Where do I start? I start with the now of May 1991. The Persian Gulf war between Iraq and the Allied Forces led by the United States has ceased, while Thailand just had her martial law lifted since the February 23, 1991 coup d’etat toppled the Chartchai Choonhavan government. The National Peacekeeping Council under General Sunthorn Kongsompong and General Suchinda Kraprayoon has appointed Anand Panyarachun as the prime minister and the caretaker government until the next election. What happens in our country and in the world is very important. Stay informed because we are all interrelated in small and big ways.
In politics, have friends in high places, but do not enter politics, nor side with one party against another. I tell you this so that you will have no enemies. All the parties are working for the good of the country; that is all that is important. It’s the same for religion. All religions teach people to be good and avoid evil. Therefore say not that one religion or ideology is better than another, but give homage to all good and great leaders and allow free thinking in your home.
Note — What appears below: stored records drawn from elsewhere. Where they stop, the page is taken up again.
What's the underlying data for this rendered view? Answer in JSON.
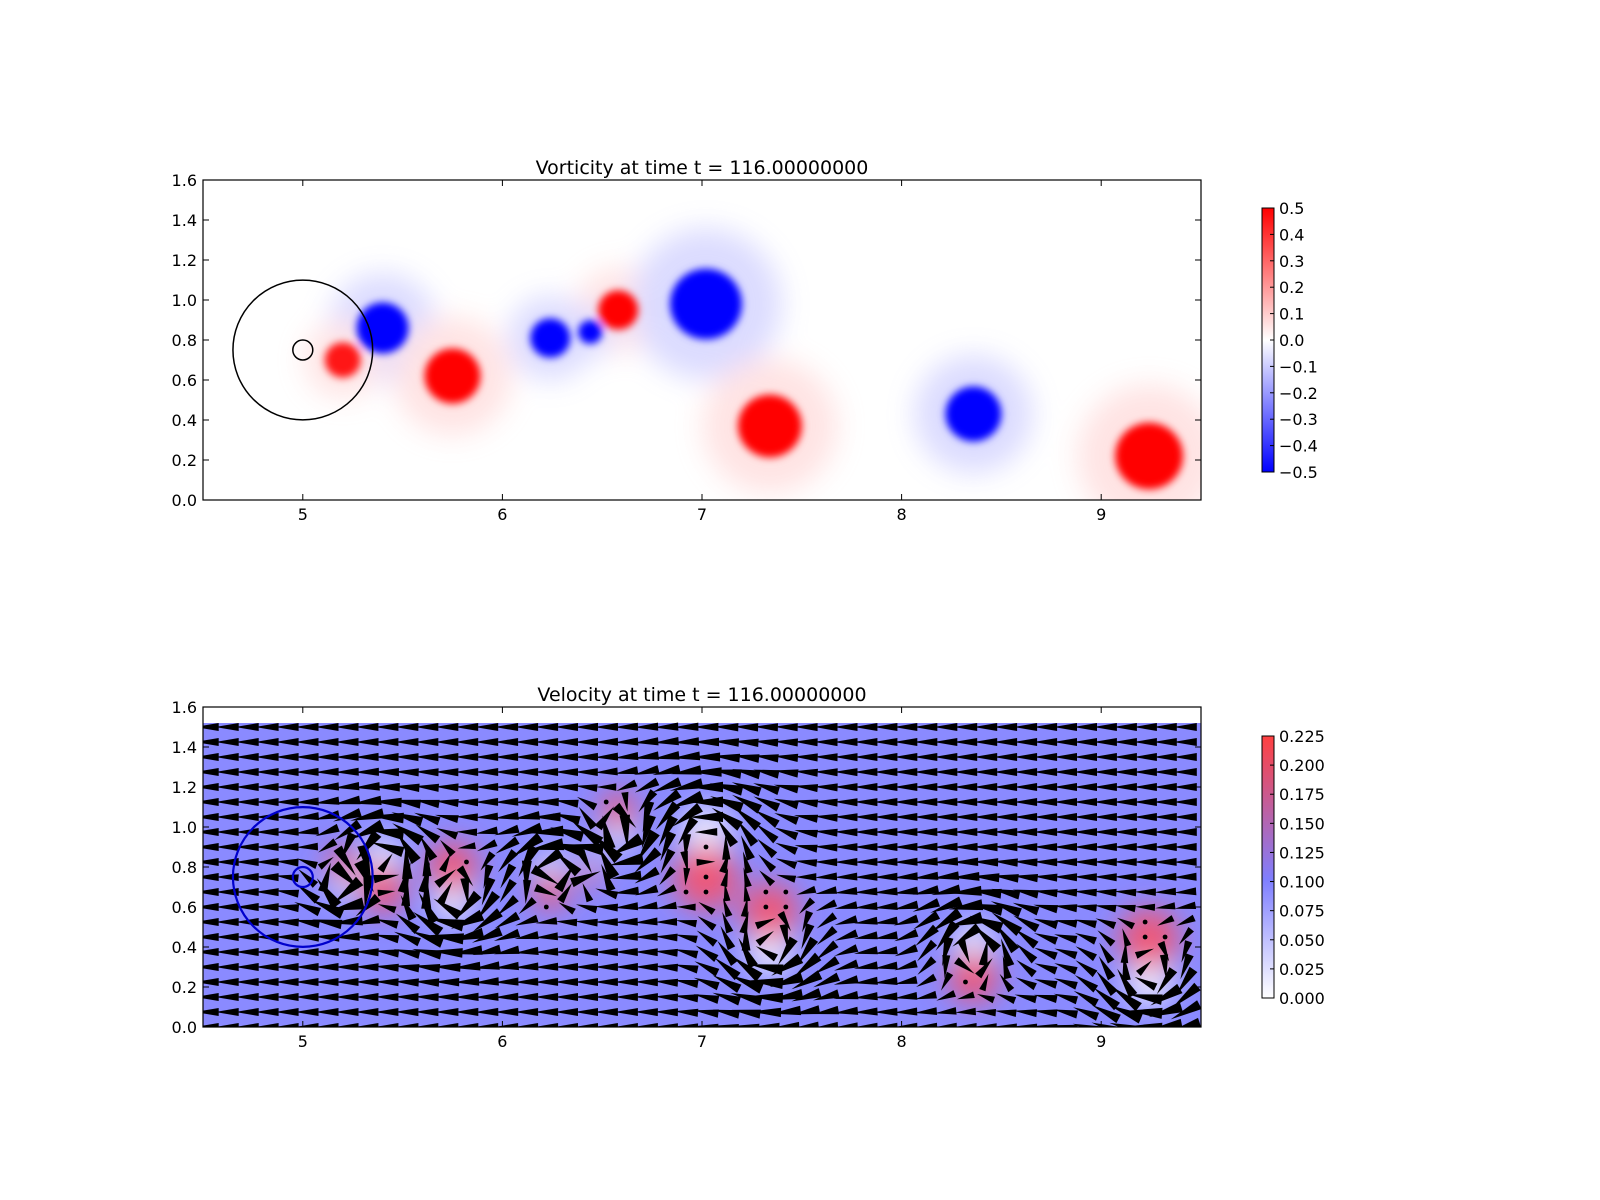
{
  "chart_data": [
    {
      "type": "heatmap",
      "title": "Vorticity at time t =   116.00000000",
      "xlabel": "",
      "ylabel": "",
      "xlim": [
        4.5,
        9.5
      ],
      "ylim": [
        0.0,
        1.6
      ],
      "xticks": [
        "5",
        "6",
        "7",
        "8",
        "9"
      ],
      "yticks": [
        "0.0",
        "0.2",
        "0.4",
        "0.6",
        "0.8",
        "1.0",
        "1.2",
        "1.4",
        "1.6"
      ],
      "colorbar": {
        "min": -0.5,
        "max": 0.5,
        "ticks": [
          "0.5",
          "0.4",
          "0.3",
          "0.2",
          "0.1",
          "0.0",
          "−0.1",
          "−0.2",
          "−0.3",
          "−0.4",
          "−0.5"
        ],
        "colors": {
          "low": "#0000ff",
          "mid": "#ffffff",
          "high": "#ff0000"
        }
      },
      "vortices": [
        {
          "x": 5.4,
          "y": 0.86,
          "r": 0.13,
          "w": -0.5
        },
        {
          "x": 5.75,
          "y": 0.62,
          "r": 0.14,
          "w": 0.5
        },
        {
          "x": 6.24,
          "y": 0.81,
          "r": 0.1,
          "w": -0.5
        },
        {
          "x": 6.58,
          "y": 0.95,
          "r": 0.1,
          "w": 0.5
        },
        {
          "x": 6.44,
          "y": 0.84,
          "r": 0.06,
          "w": -0.5
        },
        {
          "x": 7.02,
          "y": 0.98,
          "r": 0.18,
          "w": -0.5
        },
        {
          "x": 7.34,
          "y": 0.37,
          "r": 0.16,
          "w": 0.5
        },
        {
          "x": 8.36,
          "y": 0.43,
          "r": 0.14,
          "w": -0.5
        },
        {
          "x": 9.24,
          "y": 0.22,
          "r": 0.17,
          "w": 0.5
        },
        {
          "x": 5.2,
          "y": 0.7,
          "r": 0.09,
          "w": 0.45
        }
      ],
      "circles": [
        {
          "x": 5.0,
          "y": 0.75,
          "r": 0.35,
          "color": "#000000"
        },
        {
          "x": 5.0,
          "y": 0.75,
          "r": 0.05,
          "color": "#000000"
        }
      ]
    },
    {
      "type": "heatmap",
      "title": "Velocity at time t =   116.00000000",
      "xlabel": "",
      "ylabel": "",
      "xlim": [
        4.5,
        9.5
      ],
      "ylim": [
        0.0,
        1.6
      ],
      "field_top": 1.52,
      "xticks": [
        "5",
        "6",
        "7",
        "8",
        "9"
      ],
      "yticks": [
        "0.0",
        "0.2",
        "0.4",
        "0.6",
        "0.8",
        "1.0",
        "1.2",
        "1.4",
        "1.6"
      ],
      "colorbar": {
        "min": 0.0,
        "max": 0.225,
        "ticks": [
          "0.225",
          "0.200",
          "0.175",
          "0.150",
          "0.125",
          "0.100",
          "0.075",
          "0.050",
          "0.025",
          "0.000"
        ],
        "colors": {
          "low": "#ffffff",
          "mid": "#7f7fff",
          "high": "#ff4040"
        }
      },
      "background_speed": 0.1,
      "quiver": true,
      "circles": [
        {
          "x": 5.0,
          "y": 0.75,
          "r": 0.35,
          "color": "#0000cc"
        },
        {
          "x": 5.0,
          "y": 0.75,
          "r": 0.05,
          "color": "#0000cc"
        }
      ]
    }
  ]
}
Thailand is a prospering country with very high economical growth in the last five years. We have become a newly industrialized country (NIC). We have also entered into the computer age as well as the age of pollution. There is a price to be paid for development and modernization. Nothing comes free-of-charge. I have created 50 or so companies and factories. In doing so, I have made many baskets that are independent and viable on their own. Do not consolidate them. Have many nests, not just one, so that if something happens to one, the others are still all-right and unaffected. In other words, do not put all your eggs in one basket.
I pass on to you a vast business empire. Take good care of this great inheritance and maintain these companies on a steady, stable, and non-risk balanced growth policy. Operate the business not on credit, but on cash according to the resources it has on hand. If you want to take risks, do it on your own money; do not take from the “Gongsie” (holding company) to do so.
The fortunes of life are uncertain. If you have extra money and your good friend is in need, lend him the money, but do not make "guarantees" for him. Along this same line, teach your children the value of money. Allow them to learn to help themselves to earn their own keep. Do not provide more than what is necessary for them. Instill in them the values of diligence, sincerity and perserverance...
...Above all be grateful to your parents and ancestors for all that you have. I would not want you to be complaining about what you do not have, like a weak person looking for excuses to continue to loaf. Work with what you have and when you have made enough, work to give it back to the society and country that gave it to you.